Borgie’s Navy flight training, which he received partly to flesh out an aerospace medicine specialty focusing on pilots, culminated in landing a McDonnell Douglas T-45 on a carrier at sea, the day he won his wings of gold. But it was his next flight, the return to base, that stands out in his memory. For one fine moment, the trip felt a bit like solo space exploration.

“I remember just getting to be where the carrier’s behind you, it’s gone, it’s out of sight, and the land’s not in front of you yet. You just have your instruments, but you’re just flying about 500 feet over the ocean, the water, just alone,” he said. “It’s like, ‘This is awesome!’”

He was also airborne when he got the call from his wife, Dr. Suzann K. Pia, a pediatrician, announcing her pregnancy with their second child, Emma. Subsequently, he qualified to fly the S-3B Viking based in San Diego, making day and night carrier landings, and was an instructor pilot in addition to the squadron’s flight surgeon.

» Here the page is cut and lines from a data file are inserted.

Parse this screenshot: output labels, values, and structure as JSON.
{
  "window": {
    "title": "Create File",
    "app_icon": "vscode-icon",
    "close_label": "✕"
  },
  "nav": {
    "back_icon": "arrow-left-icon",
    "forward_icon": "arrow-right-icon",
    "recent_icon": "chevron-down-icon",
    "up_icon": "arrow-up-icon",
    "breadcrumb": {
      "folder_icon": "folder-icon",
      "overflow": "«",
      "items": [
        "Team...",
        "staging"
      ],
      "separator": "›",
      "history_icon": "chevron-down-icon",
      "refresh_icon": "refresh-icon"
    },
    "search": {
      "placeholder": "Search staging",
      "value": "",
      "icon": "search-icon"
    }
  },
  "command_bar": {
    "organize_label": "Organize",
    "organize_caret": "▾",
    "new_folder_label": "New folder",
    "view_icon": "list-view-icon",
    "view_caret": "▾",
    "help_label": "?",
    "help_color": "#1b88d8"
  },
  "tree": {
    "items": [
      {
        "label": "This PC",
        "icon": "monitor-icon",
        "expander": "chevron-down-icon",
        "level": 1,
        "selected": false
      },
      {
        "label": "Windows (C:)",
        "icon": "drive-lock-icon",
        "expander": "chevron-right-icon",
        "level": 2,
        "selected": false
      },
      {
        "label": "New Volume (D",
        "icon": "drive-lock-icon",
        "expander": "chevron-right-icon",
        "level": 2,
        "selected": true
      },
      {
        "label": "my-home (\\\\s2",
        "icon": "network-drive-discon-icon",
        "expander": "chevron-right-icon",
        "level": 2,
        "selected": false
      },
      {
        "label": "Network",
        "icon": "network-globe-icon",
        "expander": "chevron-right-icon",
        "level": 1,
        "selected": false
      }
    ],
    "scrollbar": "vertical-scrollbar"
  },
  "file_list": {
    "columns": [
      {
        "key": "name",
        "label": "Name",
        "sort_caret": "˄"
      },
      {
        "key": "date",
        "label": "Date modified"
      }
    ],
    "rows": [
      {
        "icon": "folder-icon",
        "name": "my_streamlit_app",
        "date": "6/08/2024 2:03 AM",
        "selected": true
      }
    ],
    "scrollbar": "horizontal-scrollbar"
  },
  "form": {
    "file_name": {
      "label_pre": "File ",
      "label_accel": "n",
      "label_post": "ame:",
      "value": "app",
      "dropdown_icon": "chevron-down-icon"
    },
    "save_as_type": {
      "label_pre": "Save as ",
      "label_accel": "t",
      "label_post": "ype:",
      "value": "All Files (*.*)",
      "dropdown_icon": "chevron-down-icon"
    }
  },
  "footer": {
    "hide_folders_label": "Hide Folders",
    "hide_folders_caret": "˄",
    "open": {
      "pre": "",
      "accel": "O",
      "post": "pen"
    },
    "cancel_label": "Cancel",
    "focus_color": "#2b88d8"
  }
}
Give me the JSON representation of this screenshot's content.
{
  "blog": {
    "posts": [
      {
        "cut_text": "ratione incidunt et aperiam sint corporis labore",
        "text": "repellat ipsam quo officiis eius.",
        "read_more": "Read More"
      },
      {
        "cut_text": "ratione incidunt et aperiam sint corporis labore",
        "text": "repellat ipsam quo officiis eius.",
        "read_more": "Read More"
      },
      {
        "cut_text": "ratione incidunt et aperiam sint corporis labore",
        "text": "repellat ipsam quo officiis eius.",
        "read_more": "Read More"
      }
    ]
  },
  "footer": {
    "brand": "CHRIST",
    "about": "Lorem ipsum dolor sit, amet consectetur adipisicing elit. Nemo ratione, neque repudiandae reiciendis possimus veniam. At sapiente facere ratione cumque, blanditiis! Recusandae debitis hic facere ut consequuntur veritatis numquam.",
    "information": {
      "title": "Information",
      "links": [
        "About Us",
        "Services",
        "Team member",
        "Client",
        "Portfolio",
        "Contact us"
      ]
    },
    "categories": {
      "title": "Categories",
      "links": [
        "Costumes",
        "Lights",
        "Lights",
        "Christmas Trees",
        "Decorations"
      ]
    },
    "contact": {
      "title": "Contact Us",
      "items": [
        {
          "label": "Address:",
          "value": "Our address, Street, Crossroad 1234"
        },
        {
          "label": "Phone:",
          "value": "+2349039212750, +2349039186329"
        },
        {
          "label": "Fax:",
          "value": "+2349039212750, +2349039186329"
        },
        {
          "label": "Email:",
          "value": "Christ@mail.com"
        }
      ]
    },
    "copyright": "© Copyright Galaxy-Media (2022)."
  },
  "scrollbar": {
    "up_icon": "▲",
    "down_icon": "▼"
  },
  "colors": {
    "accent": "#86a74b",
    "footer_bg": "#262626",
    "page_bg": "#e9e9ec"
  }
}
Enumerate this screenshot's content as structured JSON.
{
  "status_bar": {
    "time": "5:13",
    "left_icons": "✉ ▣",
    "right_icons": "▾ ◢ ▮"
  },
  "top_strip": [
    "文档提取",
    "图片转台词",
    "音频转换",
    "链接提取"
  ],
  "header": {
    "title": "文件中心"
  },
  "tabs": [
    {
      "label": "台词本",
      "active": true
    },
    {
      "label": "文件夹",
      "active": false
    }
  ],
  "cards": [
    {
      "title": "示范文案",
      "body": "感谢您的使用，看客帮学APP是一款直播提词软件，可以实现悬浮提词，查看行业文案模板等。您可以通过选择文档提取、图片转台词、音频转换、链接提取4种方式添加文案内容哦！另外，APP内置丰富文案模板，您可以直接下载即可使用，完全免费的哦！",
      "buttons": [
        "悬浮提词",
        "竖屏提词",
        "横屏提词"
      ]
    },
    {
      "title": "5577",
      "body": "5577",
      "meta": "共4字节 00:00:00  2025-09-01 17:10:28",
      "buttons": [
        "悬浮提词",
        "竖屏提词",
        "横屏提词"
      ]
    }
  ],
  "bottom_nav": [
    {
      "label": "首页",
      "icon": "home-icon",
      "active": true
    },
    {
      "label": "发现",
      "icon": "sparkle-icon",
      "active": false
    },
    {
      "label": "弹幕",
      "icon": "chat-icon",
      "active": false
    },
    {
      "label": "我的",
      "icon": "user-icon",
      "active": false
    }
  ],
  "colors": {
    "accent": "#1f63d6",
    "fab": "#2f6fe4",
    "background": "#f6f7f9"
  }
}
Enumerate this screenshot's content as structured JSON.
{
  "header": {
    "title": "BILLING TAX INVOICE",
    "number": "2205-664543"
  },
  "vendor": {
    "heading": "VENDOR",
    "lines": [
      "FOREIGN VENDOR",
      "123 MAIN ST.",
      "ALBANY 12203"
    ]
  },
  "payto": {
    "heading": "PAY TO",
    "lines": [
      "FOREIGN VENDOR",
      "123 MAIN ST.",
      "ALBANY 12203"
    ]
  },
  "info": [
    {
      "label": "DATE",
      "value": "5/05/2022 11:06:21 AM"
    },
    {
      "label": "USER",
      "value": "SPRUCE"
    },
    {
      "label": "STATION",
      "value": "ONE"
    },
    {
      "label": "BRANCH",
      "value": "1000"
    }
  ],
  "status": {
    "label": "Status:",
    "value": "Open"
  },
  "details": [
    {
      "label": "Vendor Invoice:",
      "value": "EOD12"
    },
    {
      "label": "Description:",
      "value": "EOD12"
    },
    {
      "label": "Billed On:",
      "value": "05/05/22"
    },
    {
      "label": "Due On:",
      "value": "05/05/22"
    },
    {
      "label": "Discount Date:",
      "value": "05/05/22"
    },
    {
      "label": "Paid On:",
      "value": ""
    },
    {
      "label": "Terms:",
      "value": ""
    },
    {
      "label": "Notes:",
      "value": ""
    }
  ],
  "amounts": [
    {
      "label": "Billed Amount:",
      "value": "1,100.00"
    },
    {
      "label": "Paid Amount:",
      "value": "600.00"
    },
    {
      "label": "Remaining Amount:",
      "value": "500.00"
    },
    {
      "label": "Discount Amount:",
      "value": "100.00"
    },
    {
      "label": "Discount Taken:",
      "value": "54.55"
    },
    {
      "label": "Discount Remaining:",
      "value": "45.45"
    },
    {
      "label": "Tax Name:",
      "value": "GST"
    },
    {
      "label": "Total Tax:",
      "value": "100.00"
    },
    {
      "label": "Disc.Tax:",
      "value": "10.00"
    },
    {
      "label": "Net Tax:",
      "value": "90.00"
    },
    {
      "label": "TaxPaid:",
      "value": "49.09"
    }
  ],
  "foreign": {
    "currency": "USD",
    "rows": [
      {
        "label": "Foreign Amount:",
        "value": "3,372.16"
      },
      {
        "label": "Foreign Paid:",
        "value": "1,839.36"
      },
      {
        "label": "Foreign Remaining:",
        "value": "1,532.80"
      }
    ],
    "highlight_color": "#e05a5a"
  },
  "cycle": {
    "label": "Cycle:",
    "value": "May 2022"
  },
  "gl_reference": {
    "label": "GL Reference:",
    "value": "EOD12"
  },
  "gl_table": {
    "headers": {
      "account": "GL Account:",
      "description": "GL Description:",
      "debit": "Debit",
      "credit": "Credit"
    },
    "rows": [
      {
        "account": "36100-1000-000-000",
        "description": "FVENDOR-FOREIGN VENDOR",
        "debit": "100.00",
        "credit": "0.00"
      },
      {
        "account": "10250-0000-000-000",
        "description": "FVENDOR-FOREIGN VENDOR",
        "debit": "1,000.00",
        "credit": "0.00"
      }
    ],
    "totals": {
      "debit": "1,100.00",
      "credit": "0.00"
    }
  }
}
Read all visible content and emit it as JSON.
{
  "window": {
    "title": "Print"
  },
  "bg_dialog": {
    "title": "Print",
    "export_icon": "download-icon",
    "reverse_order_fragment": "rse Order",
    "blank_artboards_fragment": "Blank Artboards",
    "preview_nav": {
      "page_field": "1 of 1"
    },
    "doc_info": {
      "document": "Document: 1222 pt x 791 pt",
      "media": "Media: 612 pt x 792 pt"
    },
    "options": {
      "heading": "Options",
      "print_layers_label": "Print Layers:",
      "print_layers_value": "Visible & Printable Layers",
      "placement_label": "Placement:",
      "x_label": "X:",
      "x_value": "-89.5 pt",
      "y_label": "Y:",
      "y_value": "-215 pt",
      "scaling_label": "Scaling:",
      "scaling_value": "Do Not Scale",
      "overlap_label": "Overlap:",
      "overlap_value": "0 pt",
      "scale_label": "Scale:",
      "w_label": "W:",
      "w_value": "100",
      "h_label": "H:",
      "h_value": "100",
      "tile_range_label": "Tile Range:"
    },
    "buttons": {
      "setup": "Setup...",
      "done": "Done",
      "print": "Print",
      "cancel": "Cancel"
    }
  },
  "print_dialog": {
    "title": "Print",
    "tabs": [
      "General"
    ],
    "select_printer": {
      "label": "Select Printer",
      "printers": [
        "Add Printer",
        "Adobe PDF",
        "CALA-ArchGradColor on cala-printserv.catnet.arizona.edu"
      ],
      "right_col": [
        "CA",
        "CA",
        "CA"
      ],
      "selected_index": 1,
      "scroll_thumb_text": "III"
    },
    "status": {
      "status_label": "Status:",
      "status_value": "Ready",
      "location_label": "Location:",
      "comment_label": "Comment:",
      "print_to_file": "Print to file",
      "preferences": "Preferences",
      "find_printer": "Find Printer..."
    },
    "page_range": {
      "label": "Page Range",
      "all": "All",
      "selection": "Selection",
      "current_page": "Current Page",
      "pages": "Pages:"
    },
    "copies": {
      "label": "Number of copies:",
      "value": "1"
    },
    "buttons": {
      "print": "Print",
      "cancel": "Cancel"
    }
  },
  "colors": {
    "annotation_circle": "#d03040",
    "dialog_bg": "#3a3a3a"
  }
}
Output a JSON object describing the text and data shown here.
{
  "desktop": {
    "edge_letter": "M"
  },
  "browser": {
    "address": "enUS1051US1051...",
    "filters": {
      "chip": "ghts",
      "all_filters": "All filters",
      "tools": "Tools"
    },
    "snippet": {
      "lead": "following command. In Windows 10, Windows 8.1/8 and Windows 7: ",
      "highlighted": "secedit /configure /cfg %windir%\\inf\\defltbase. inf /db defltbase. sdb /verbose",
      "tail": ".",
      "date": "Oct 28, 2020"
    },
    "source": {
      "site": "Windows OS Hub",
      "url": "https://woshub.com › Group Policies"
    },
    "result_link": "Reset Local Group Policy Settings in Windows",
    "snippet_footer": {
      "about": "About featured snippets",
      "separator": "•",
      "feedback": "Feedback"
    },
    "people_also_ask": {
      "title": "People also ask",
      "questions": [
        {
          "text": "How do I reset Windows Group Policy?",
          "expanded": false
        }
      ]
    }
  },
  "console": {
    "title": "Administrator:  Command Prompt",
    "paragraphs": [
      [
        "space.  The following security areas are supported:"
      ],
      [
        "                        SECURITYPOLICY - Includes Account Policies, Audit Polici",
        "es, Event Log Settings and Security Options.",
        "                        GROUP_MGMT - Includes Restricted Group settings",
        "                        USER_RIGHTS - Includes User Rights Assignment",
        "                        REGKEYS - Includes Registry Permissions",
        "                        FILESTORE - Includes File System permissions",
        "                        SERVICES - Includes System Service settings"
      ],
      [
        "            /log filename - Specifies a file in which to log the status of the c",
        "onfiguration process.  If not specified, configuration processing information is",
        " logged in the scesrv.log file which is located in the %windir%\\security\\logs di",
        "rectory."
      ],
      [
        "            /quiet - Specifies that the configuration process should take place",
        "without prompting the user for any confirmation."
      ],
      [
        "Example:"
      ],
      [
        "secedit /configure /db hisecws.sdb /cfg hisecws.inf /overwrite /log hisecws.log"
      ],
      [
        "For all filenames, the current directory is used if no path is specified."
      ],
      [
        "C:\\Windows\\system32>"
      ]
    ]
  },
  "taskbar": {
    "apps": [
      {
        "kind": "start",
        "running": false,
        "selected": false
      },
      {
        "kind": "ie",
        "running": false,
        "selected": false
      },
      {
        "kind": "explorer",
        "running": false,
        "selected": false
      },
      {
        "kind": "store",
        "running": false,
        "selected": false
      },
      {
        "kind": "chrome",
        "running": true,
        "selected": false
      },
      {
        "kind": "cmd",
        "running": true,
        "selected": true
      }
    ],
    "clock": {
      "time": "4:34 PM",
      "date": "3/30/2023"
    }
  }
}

A Lutheran preacher’s kid without many family members in the military, Borgie gained the confidence for these pursuits at Cal Lutheran. He came with scholarships covering his tuition, a little sorry not to continue with lacrosse. Instead, he enjoyed club rugby and even went out for track, finding himself at meets next to towering athletes from larger schools. He was elected president of the senior class, and the biology program propelled him to medical school on the first try.

Deciding on the Uniformed Services University in Maryland was a “leap of faith,” he said. A seven-year commitment to the military would pay for medical school and could help him become a pilot and astronaut. He met his wife there, too.

Borgie’s experiences have convinced him that studying STEM offers the greatest range of opportunities for work “outside of the box” of a 9-to-5 schedule. “Take a chance,” he tells his daughter, who is strong in math. “Take a risk to fail. It will pay dividends.”

On the HERA mission, he was evaluated on his control of the Canadarm within the same simulator used to train International Space Station astronauts. The team worked together to execute a Martian moon landing.

“It was fun to do (the mission), but when you come back you realize how much fun you have being involved in your kids’ activities,” he said. “I think my wife was glad to have me back to get stuff done around the house.”

Borgie has orders to become the force surgeon of Commander Naval Air Forces Reserve with the opportunity for continued flying and adventure.